Overview and details of the sessions of this conference. Please select a date or location to show only sessions at that day or location. Please select a single session for detailed view (with abstracts and downloads if available).

 
 
Session Overview
Session
SES B4: Sound 2
Time:
Wednesday, 07/Sept/2022:
9:55am - 10:40am

Location: Room B


Room B is room S02 at the FME building (Faculty of Mathematics and Statistics). The address is: C. Pau Gargallo 14 08028 Barcelona https://goo.gl/maps/QDEwQGp995qWGftC9

Presentations

Who are you talking to? Considerations on Designing Gender Ambiguous Voice User Interfaces

Matheus Tymburiba Elian1, Soh Masuko2, Toshimasa Yamanaka1

1University of Tsukuba; 2Rakuten Institute of Technology

With the widespread availability of Voice Assistants in smart devices, the usage of Voice User Interfaces has highly increased in the recent years. Although the anthropomorphized Voice Assistants present in these systems can aid users in many tasks, it also activates harmful gender bias and stereotypes. Since the usage of Gender Ambiguous voice agents in these interfaces is considered as solution for mitigating these gender effects, this paper analyzed different studies in the field of Voice User Interface design, while proposing a theoretical framework to design gender ambiguous voice agents, considering the type of recording, method of sound manipulation, method of evaluation for gender identification and contextual characteristics.



Visualization of Affective Information in Music Using Chironomie

Kana Tatsumi, Shinji Sako

Graduate School of Engineering, Nagoya Institute of Technology, Japan

The purpose of this study is to visualize affective information that cannot be conveyed by symbolic notation alone, to enhance the musical experience of the hearing impaired. To represent the rhythm of music effectively and uniquely, we focused on Chironomie, which represents the structure of rhythm with emotional impression. In general, Chironomie is drawn by a curve corresponding to the score, which is determined by whether a short segment of the score represents one of two classes, Arsis or Thesis. First, we utilized the machine learning technique to classify Arsis and Thesis from the score as input. We conducted experiments to confirm the accuracy of the classification, and the usefulness of the estimated Chironomie in conveying the rhythm of music. In the latter experiment, four types of stimuli combining visual and sound information were used to confirm the effects of Chironome: score only, Chironomie only, score and Chironomie, and score and sound. Results showed that Chironomie has certain usefulness in conveying the rhythmic structure of a piece of music. This paper mainly focuses on evaluation experiments and discusses experimental and analytical methods under these experimental conditions.

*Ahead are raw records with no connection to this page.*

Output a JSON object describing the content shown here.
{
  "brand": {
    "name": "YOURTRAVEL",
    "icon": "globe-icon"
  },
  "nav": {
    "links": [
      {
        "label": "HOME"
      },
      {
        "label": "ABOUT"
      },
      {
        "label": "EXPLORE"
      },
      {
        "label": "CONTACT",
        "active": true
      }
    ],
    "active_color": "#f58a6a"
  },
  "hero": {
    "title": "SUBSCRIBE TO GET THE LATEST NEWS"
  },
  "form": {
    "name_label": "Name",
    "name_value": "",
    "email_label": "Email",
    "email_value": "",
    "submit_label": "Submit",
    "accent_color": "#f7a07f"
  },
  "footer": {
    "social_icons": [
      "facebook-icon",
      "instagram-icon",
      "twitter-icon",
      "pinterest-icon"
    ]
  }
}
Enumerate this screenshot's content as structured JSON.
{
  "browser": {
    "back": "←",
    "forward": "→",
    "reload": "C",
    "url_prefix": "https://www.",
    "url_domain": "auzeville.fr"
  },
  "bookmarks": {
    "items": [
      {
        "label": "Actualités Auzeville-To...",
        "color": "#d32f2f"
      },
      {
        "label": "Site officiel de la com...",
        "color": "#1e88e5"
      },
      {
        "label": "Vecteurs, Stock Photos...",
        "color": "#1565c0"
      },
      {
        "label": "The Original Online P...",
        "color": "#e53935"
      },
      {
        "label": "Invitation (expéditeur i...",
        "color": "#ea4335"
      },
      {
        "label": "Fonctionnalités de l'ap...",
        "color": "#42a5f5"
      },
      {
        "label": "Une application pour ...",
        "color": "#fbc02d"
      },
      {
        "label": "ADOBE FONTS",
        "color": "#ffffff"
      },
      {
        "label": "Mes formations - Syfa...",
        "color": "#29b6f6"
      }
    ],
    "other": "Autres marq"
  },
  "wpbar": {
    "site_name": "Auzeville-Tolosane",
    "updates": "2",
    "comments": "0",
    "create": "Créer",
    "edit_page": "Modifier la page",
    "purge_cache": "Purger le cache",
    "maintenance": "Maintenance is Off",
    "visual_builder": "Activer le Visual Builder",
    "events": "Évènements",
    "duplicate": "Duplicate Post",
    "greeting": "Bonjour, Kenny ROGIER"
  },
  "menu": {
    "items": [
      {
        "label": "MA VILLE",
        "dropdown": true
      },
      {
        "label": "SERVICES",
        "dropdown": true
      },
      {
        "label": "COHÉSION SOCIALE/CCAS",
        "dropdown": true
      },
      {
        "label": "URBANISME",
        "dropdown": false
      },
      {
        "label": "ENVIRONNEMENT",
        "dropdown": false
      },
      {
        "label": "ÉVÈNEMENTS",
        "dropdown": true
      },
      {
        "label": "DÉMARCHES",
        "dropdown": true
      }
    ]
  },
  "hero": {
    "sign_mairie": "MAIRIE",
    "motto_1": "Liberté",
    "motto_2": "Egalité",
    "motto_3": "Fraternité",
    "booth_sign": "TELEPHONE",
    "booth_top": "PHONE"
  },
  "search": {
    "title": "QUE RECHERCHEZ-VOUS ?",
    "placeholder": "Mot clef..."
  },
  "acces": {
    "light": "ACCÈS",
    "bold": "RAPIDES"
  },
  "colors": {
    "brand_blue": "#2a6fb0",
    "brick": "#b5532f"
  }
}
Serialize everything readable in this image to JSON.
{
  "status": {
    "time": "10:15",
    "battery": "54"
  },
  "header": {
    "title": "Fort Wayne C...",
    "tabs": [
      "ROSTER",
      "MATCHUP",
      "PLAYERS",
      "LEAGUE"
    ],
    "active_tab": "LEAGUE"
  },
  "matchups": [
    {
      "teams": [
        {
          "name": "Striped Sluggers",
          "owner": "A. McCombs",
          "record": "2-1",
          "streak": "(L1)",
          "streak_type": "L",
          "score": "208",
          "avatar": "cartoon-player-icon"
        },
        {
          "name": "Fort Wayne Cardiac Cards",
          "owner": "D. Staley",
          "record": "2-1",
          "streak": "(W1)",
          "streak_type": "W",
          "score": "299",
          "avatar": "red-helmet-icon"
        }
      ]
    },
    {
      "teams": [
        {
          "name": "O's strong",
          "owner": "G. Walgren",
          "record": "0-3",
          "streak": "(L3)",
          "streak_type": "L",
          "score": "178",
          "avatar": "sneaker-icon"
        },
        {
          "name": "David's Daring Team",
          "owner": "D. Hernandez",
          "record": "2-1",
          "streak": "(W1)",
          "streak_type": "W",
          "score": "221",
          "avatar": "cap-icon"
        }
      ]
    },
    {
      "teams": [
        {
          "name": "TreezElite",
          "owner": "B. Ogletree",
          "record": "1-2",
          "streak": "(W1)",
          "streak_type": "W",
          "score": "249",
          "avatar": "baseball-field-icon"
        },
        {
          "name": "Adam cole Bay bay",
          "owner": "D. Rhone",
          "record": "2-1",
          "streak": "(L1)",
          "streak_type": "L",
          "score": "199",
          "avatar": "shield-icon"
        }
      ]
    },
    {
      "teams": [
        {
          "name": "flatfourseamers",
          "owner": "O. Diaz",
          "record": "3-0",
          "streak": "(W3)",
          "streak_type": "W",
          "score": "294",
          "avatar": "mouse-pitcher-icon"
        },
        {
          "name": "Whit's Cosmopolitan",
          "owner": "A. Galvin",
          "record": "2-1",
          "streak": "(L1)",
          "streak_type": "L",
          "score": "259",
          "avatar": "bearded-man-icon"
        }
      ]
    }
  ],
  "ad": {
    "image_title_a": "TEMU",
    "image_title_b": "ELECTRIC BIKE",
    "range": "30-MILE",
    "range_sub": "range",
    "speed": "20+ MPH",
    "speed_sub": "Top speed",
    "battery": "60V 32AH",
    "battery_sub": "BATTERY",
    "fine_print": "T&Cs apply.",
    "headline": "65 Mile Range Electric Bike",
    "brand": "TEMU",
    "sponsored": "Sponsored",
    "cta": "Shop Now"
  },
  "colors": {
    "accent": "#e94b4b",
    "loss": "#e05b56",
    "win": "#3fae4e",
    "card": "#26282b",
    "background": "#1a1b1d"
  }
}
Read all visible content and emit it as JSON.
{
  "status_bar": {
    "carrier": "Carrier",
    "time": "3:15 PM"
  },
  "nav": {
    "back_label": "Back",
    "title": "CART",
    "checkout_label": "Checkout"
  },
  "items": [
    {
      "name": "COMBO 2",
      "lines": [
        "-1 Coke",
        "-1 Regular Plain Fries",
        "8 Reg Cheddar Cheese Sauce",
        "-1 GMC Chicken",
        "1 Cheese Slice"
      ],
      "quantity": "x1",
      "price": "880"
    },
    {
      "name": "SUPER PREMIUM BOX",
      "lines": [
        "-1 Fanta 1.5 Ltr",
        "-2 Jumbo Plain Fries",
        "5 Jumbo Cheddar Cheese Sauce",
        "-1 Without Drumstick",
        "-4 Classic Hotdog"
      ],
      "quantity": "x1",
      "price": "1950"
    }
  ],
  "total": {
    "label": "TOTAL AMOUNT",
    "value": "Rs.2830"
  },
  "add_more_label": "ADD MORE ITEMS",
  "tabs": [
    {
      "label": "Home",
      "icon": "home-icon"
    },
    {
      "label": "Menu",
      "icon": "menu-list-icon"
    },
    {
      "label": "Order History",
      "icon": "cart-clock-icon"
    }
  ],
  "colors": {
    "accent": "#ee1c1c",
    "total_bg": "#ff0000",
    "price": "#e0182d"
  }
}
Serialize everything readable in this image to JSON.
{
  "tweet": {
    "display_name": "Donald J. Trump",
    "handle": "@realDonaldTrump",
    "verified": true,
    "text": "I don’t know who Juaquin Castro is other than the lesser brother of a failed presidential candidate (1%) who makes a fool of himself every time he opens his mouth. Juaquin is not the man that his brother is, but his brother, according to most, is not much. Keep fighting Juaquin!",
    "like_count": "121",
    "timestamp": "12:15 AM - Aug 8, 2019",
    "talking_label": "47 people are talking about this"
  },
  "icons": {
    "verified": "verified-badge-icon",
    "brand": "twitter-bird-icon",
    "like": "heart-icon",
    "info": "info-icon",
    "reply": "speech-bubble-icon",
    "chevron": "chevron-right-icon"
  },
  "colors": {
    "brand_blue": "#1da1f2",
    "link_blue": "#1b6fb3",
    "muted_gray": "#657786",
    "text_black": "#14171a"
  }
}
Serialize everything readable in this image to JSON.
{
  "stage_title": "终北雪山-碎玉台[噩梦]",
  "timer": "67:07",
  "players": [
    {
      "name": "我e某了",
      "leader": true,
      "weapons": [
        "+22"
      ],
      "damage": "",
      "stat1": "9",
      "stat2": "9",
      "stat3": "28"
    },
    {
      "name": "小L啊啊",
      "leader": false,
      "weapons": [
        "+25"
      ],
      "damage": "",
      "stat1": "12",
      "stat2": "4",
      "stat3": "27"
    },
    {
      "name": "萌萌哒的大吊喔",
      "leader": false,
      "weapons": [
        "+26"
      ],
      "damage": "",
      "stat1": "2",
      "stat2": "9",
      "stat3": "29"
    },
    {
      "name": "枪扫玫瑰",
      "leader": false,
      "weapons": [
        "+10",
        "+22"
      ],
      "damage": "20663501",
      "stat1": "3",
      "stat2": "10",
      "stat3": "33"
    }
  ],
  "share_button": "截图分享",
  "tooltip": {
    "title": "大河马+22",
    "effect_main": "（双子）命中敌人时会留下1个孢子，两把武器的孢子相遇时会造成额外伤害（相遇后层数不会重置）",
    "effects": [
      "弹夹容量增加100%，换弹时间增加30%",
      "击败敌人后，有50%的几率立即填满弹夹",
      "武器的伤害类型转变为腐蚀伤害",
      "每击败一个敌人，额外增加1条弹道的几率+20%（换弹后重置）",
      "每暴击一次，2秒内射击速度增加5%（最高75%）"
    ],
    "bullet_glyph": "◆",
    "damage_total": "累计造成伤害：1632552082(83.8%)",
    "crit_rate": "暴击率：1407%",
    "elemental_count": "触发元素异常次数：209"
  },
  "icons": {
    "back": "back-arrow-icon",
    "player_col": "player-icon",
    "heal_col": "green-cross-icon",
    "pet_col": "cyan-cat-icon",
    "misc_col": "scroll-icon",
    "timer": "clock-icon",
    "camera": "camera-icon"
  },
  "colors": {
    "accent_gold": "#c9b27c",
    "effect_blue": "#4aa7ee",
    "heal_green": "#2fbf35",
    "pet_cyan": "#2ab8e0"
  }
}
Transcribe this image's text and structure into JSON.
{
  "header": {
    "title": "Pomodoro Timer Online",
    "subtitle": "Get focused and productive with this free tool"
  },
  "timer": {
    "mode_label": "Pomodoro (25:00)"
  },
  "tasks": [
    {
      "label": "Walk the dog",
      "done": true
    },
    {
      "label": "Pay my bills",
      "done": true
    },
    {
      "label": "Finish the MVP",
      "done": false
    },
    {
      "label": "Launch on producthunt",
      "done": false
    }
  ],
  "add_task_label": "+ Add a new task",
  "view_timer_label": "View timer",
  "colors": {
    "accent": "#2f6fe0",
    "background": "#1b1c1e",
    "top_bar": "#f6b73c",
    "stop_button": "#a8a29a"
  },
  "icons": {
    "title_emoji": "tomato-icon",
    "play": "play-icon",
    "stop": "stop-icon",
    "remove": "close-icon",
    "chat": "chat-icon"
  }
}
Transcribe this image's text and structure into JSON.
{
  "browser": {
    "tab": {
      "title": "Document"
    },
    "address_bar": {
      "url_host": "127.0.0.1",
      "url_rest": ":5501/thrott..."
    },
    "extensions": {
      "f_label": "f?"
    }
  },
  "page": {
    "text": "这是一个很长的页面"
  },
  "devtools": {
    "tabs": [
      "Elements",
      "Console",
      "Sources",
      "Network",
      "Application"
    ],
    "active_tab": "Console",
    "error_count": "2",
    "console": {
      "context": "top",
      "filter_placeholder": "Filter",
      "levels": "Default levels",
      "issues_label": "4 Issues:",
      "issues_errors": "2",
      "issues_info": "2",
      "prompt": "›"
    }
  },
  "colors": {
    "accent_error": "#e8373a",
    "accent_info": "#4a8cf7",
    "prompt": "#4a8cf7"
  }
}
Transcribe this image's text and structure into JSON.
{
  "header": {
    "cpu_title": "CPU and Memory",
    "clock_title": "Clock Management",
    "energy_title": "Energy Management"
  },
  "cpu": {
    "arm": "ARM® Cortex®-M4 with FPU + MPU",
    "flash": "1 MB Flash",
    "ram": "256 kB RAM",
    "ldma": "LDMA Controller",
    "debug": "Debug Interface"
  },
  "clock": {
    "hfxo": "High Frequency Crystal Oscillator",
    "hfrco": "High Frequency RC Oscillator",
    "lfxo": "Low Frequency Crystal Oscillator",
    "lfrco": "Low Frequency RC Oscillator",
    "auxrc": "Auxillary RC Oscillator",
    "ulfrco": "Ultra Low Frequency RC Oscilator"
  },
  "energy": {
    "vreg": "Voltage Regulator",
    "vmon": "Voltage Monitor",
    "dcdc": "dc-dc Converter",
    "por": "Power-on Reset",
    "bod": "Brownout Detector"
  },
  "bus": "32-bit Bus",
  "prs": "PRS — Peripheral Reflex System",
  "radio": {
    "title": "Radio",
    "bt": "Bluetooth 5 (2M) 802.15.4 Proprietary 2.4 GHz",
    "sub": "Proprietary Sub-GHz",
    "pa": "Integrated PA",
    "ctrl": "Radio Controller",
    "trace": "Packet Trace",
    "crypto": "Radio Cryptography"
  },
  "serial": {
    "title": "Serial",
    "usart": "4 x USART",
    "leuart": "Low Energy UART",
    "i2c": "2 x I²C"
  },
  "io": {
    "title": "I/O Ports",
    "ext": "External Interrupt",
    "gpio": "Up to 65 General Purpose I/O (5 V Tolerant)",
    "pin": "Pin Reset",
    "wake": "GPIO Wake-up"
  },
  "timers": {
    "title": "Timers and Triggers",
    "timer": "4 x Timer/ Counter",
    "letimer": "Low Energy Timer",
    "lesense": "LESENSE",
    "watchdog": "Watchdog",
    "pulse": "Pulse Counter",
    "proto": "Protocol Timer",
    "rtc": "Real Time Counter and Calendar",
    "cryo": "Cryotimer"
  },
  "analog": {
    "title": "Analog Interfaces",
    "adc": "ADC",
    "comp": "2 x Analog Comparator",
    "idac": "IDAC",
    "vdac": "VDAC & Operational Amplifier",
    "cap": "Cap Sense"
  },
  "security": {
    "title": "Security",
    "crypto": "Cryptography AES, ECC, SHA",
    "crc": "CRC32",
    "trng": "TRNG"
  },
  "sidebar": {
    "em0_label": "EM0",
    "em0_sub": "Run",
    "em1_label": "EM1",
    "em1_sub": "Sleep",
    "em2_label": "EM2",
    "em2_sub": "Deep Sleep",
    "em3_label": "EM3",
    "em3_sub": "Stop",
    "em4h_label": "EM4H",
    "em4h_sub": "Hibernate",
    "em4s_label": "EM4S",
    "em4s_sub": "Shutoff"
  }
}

Modelling Emotional Valence and Arousal of Non-Linguistic Utterances for Sound Design Support

Ahmed Khota, Eric Cooper, Yu Yan, Mate Kovacs

RItsumeikan University, Japan

Non-Linguistic Utterances (NLUs), produced for popular media, computers, robots, and public spaces, can quickly and wordlessly convey the emotional characteristics of a message. They have been studied in terms of their ability to convey affect in Robot communication. The objective of this research is to develop a model that correctly infers the emotional Valence and Arousal of an NLU. On a Likert scale, 17 subjects evaluated the relative Valence and Arousal of 560 sounds collected from popular movies, TV shows, and video games, including NLUs and other character utterances. Three audio feature sets were used to extract features including spectral energy, spectral spread, zero-crossing rate (ZCR), Mel Frequency Cepstral Coefficients (MFCCs), and audio chroma, as well as Pitch, Jitter, Formant, Shimmer, Loudness, and Harmonics-to-Noise Ratio, among others. After feature reduction by Factor Analysis, the best-performing models inferred average Valence with a Mean Absolute Error (MAE) of 0.107 and Arousal with MAE of 0.097 on audio samples removed from the training stages. This means that the model was able to predict the Valence and Arousal of a given NLU to less than the difference between successive rating points on the 7-point Likert scale (0.14). This inference system is applicable to the development of novel NLUs to augment robot-human communication or to the design of sounds for other systems, machines, and settings.